Politische Positionen

Wirtschaftlich wie sozial nachhaltig: Perspektiven für Geflüchtete verbessern

Alle Berlinerinnen und Berliner müssen die gleiche Chance erhalten, über Arbeit und Ausbildung ihren Teil zur Gesellschaft beizutragen. Das ist nicht nur sozial nachhaltig, sondern auch wirtschaftlich relevant. Von der Berliner Wirtschaft wird zudem erwartet, dass sie insbesondere auch geflüchteten Menschen gute Einstiegschancen in den Ausbildungs- und Arbeitsmarkt ermöglicht. Demografisch bedingt werden den Berliner Unternehmen jedoch bis zum Jahr 2035 voraussichtlich ca. 435.000 Personen weniger zur Verfügung stehen. Dazu verlassen jedes Jahr rund zehn Prozent der Neuzugewanderten die Bundesrepublik. Integrationsarbeit selbst und die Rahmenbedingungen für Betriebe müssen daher überarbeitet werden.

Arbeits- und Ausbildungsmarkt profitiert von Internationalisierung

Berlins Beschäftigungswachstum der letzten Jahre wäre ohne das Zutun vieler Neuzugewanderter unmöglich gewesen. Zwischen 2012 und 2021 ist die Zahl der sozialversicherungspflichtig Beschäftigten ohne deutschen Pass von 96.000 auf 272.000 gewachsen. Es muss unterschieden werden zwischen EU-Zuwanderung und der Zuwanderung aus Drittstaaten, die als Erwerbszuwanderung infolge eines Asylverfahrens oder des Familiennachzuges stattfinden kann. Zum Stichtag 31.12.2021 hatten 248.900 Personen in Berlin einen befristeten Aufenthaltstitel, darunter 42.795 Personen zum Zwecke der Erwerbstätigkeit, 12.680 Personen eine Aufenthaltsgestattung und 13.215 Personen eine Duldung.

Ausländische Bevölkerung Berlins nach Aufenthaltsstatus
in Prozent
2022-09-28-Grafik-Integration-Ausländische-Bevölkerung-Berlins
Quelle: Statistisches Bundesamt
Bei den Personen, die über das Asylverfahren oder den Familiennachzug nach Berlin kommen, besteht Verbesserungsbedarf, um eine schnelle Integration zu gewährleisten und mit dem Eintritt in den Arbeitsmarkt ein selbstbestimmtes Leben ohne Abhängigkeit von Transferleistungen zu ermöglichen.

Arbeitsverbote und unklare Bleibeperspektiven müssen der Vergangenheit angehören

Viele der Personen, die nach Berlin gekommen sind, deren Asylantrag aber abgelehnt wurde und die nun schon länger hier arbeiten, haben nach wie vor keine gesicherte Bleibeperspektive.

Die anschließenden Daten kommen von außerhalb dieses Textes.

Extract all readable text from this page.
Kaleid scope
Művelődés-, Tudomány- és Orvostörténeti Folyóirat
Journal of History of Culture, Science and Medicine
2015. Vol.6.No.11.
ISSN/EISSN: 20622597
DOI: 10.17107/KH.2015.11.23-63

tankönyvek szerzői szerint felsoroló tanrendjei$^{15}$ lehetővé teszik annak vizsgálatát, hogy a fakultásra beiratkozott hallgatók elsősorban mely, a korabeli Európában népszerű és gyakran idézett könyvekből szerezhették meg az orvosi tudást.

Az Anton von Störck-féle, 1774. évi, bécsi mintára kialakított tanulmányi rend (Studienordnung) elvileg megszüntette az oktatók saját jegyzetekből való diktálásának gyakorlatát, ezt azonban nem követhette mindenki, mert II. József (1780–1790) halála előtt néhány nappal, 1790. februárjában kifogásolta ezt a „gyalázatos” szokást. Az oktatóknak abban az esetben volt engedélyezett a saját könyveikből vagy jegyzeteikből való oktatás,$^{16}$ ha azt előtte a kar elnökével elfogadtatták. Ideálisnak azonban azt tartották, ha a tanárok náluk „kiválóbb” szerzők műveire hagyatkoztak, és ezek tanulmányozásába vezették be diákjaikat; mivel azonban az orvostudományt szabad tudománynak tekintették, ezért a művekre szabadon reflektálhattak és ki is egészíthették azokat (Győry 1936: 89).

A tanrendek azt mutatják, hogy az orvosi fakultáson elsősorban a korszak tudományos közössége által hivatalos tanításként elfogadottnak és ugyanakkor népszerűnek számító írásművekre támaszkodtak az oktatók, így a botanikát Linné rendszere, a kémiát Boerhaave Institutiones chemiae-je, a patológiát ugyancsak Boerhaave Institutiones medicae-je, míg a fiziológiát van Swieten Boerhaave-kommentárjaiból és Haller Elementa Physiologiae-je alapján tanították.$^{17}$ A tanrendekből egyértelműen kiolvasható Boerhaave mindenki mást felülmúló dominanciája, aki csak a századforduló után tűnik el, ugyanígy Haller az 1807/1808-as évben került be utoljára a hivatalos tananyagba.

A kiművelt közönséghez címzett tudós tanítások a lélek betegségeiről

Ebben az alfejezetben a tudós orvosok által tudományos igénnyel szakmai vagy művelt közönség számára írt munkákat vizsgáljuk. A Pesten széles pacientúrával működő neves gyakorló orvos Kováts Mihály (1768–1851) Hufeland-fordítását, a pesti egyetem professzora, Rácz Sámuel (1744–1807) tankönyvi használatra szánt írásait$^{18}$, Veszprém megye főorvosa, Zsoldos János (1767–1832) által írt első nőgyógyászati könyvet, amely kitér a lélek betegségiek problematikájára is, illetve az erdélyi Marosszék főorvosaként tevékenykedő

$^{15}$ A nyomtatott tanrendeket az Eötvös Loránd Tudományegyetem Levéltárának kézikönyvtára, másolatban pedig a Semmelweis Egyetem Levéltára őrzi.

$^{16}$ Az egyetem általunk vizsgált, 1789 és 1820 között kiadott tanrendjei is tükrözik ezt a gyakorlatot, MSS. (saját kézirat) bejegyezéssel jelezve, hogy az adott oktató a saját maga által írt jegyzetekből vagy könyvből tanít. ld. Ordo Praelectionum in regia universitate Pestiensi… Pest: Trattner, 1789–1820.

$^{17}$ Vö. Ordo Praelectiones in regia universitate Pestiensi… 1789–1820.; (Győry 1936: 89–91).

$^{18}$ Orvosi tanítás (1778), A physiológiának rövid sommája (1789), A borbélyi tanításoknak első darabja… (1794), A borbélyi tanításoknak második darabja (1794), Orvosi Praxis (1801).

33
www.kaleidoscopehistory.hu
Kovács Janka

Das liegt zum Beispiel daran, dass die Beschäftigungsduldung nach wie vor befristet ist und ohnehin erst nach 12 Monaten Duldung, 12 Monaten gesichertem Lebensunterhalt sowie 18 Monaten sozialversicherungspflichtiger Beschäftigung beantragt werden kann. Die Beschäftigungsduldung, die der Geduldete dann erhalten kann, gilt erneut „nur“ für 30 Monate. Hier bedarf es einer schnelleren, langfristigen Bleibeperspektive. Auch für Menschen mit ungeklärter Identität muss ein Antrag auf Beschäftigungsduldung möglich werden, denn für viele Menschen ist es schwierig, ihre Identität zu klären. Bei ausbleibender Kooperation der Behörden in den Heimatländern ist zu prüfen, ob eine Lösung über eine Identitätsklärung durch Versicherung an Eides statt infrage kommt. Wenn die Identität demnach nicht geklärt werden kann, wer-den Betroffene sanktioniert, so etwa mit Arbeitsverboten. Dies zeigt: Ein freier Zugang zum Arbeitsmarkt ist nicht für alle Menschen gegeben, die nach Deutschland kommen. Bislang dürfen Asylsuchende bspw. in den ersten neun Monaten während der Unterbringung in den Erstaufnahmeeinrichtungen nicht arbeiten. Hier brauchen wir schnellere Übergänge und die Möglichkeit, den eigenen Lebensunterhalt zu finanzieren. Denn je länger Menschen nicht erwerbstätig sind, desto schwieriger wird es, sie wieder in den Arbeitsmarkt zu integrieren.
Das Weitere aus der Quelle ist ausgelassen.